Since the first Global-PPS in 2015, many hospitals worldwide have collected PPS data on antimicrobial use. However, little is known on the AMS structures and activities in these hospitals and on the impact of Global-PPS on hospital AMS programmes. The results from a worldwide survey in 248 hospitals show that the Global-PPS has been very useful in informing and evaluating stewardship activities in many of the participating hospitals. In nearly all of the hospitals that had collected PPS data, participation in the PPS resulted in the identification of targets for AMS programmes, and up to 69.3% stated that at least one of the AMS components or interventions in their institution was driven by Global-PPS findings.
The percentage of hospitals with a formal AMS programme varied substantially across regions, as did the level of implementation of different components for stewardship. As such, access to local, evidence-based prescribing guidelines ranged from 31.6% in African hospitals to 95.8% in Northern American hospitals. The presence of organizational structures, such as AMS committees and hands-on AMS teams, was particularly high in Northern America. Educational AMS interventions were mostly targeted at clinicians, although many hospitals also provided education for nurses and pharmacists. Many hospitals were in the process of planning the development of an institutional AMS strategy early 2019, at the time of the survey. It remains to be investigated, however, how the COVID- 19 pandemic has impacted the successful development and roll-out of these activities
As demonstrated in earlier studies, organizational factors such as a lack of financial and human resources remain important barriers to the implementation of AMS. This could explain why only one-third of hospitals had conducted a follow-up PPS at the time of the survey, as incorporating the PPS throughout the hospital’s AMS activities requires a dedicated and sustainable investment of time and resources. Hospitals in low-and middle- income countries (LMIC) were more often confronted with unavailability of prescribing guidelines, insufficient laboratory capacity and suboptimal use of the available laboratory services, compared to hospitals in high-income countries..

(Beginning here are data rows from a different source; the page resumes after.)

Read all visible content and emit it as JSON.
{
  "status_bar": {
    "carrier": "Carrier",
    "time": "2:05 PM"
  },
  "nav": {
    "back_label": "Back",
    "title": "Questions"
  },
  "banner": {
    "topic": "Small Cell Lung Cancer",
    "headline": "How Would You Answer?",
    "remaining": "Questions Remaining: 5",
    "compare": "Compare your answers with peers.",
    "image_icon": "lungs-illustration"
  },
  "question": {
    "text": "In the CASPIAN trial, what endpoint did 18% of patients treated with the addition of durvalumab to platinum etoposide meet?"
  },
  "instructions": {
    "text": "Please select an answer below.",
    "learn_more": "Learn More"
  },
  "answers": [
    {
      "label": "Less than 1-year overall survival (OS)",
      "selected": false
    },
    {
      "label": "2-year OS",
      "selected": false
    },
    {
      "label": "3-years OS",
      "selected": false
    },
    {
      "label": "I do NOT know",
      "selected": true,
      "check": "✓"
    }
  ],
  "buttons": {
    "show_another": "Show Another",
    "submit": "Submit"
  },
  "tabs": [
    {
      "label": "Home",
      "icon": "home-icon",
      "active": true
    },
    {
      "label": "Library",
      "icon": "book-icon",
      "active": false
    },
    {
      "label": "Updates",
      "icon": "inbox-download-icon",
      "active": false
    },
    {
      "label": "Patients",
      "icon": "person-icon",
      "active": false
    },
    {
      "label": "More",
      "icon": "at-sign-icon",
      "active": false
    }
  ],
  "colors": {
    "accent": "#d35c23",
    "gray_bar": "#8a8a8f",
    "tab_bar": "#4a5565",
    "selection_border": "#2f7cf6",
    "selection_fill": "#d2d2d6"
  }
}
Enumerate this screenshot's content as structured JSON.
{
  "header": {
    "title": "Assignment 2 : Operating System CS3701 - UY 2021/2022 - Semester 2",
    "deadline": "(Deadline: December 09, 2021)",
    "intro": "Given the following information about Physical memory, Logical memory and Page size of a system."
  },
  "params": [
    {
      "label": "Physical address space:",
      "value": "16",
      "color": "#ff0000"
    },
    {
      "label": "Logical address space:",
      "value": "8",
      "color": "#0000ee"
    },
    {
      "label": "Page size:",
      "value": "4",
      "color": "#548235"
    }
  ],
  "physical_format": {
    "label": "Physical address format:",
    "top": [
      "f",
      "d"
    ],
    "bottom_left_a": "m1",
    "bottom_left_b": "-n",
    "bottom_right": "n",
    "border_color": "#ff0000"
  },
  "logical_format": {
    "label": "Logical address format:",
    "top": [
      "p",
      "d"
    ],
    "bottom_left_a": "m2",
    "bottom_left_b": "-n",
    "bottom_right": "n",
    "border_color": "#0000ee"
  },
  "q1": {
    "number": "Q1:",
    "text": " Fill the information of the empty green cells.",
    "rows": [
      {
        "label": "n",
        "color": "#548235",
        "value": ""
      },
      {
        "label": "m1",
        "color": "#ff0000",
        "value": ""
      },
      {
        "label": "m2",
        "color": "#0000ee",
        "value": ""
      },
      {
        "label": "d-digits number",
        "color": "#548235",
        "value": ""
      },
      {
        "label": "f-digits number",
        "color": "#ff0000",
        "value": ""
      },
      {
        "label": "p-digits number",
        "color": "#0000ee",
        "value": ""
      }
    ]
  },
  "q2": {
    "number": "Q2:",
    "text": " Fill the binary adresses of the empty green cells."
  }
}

Overall, the Global-PPS team observed substantial variation in the level of AMS implementation across regions and income levels globally. The Global-PPS has been instrumental in informing stewardship activities in many participating hospitals. By providing all participating hospitals with a personalized feedback report, the Global-PPS allows local teams to identify targets for antimicrobial stewardship without the need to invest time and resources in complex data analyses. More is still to be gained in guiding hospitals to integrate the PPS throughout AMS activities, building on existing structures and processes.